Pembuatan baterai kendaraan listrik yang salah satunya akan dipusatkan di Indonesia dapat menjadi peluang untuk meningkatan investasi asing, pertumbuhan ekonomi dengan ekspor baterai ke pasar global, dan memacu pertumbuhan ekonomi lokal dengan menciptakan lapangan kerja akibat pembangunan pabrik baterai dalam negeri.
- Percepatan Pelaksanaan Pembayaran Lintas Negara
Pada KTT ke-43 ASEAN 2023, turut dibahas mengenai percepatan pembayaran lintas negara (cross border payment) dan transaksi dengan mata uang lokal (local currency transactions) di kawasan Asia Tenggara. Sebelumnya, pembayaran lintas negara ini sudah disepakati pada KTT ke-42 ASEAN di Labuan Bajo pada Mei 2023.

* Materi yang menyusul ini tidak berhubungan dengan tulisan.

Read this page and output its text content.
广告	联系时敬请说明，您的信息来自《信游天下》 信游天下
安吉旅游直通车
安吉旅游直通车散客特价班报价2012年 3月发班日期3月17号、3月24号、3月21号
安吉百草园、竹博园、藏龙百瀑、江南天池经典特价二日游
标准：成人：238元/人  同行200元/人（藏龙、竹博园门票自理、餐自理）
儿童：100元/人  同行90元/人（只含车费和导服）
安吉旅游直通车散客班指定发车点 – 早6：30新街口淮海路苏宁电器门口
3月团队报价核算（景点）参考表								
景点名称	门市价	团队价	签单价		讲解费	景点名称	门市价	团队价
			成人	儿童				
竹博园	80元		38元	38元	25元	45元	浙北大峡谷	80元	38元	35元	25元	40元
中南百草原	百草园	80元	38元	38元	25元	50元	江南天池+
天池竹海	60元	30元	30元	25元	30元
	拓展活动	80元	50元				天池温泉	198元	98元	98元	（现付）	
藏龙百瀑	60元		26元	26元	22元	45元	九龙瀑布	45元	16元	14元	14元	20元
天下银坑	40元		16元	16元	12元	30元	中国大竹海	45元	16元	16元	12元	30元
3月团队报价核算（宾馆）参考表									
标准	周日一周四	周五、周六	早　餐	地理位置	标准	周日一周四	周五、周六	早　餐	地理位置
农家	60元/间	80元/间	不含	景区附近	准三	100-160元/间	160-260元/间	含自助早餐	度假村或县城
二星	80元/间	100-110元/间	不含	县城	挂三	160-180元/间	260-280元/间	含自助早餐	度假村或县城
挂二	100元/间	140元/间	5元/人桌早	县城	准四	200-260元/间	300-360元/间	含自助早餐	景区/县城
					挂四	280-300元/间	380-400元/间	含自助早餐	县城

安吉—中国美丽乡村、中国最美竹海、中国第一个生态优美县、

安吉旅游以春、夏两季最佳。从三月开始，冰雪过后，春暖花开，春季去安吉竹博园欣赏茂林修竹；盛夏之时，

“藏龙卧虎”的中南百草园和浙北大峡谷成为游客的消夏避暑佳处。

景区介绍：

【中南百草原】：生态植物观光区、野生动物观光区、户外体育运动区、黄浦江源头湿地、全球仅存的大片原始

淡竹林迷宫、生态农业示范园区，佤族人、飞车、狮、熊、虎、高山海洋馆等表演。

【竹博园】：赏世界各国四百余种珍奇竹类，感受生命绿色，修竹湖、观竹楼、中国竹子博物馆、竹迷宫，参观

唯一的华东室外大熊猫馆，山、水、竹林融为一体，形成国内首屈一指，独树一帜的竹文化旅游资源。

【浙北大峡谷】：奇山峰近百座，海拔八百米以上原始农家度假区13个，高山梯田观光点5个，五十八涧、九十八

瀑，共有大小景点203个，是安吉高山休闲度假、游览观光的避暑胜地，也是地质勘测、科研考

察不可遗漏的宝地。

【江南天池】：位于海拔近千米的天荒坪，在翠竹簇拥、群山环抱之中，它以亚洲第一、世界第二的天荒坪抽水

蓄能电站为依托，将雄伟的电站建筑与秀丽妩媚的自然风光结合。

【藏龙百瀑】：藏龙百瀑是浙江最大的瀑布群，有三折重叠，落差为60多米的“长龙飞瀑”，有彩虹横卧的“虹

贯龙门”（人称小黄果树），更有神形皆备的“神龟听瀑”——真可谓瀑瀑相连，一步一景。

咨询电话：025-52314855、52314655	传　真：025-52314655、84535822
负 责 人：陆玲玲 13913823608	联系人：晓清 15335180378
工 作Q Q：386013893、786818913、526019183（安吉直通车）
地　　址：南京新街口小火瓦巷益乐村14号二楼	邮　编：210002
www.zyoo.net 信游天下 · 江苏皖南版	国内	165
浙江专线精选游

Pembayaran lintas negara dengan menggunakan mata uang lokal bertujuan untuk memudahkan transaksi antarnegara tanpa perlu mengkonversi mata uang saat berbelanja di negara yang telah bekerja sama. Transaksi internasional dapat dilakukan hanya dengan memindai kode QRIS antarnegara yang disediakan.
Selain itu, cross border payment dan local currency transactions juga mengurangi ketergantungan transaksi internasional dengan menggunakan dolar Amerika Serikat (USD). Tentunya, pergerakan roda ekonomi di Indonesia sebagai salah satu negara yang mengimplementasikan pembayaran tersebut diharapkan dapat meningkat secara signifikan.
- Kerangka Kerja Ekonomi Biru ASEAN
Dengan menerapkan Kerangka Kerja Ekonomi Biru ASEAN atau ASEAN Blue Economy Framework, diharapkan dapat meningkatkan kolaborasi antarnegara di bidang ekonomi berwawasan lingkungan dengan mengoptimalkan kekayaan sumber daya alam Indonesia, khususnya di sektor kelautan dan perikanan.
Terdapat 3 strategi yang diajukan dalam kerangka kerja ini, yaitu aspek lingkungan dan sosial (Blue Conseration Management), pemanfataan teknologi terhadap ekonomi biru (Blue Science, Technology, and Innovation), dan peningkatan potensi ekonomi biru serta mekanisme pembiayaan yang berkelanjutan (Blue Priority Sectors).
Dengan kerangka kerja ini, Indonesia dapat mendapatkan keuntungan dari Produk Domestik Bruto (PDB) karena sektor kelautan dan perikanan menjadi salah satu kontributor signifikan pada PDB. Selain itu, ekspor dan pendapatan devisa juga dapat dioptimalkan sehingga kesejahteraan masyarakat pesisir dan nelayan juga meningkat secara signifikan.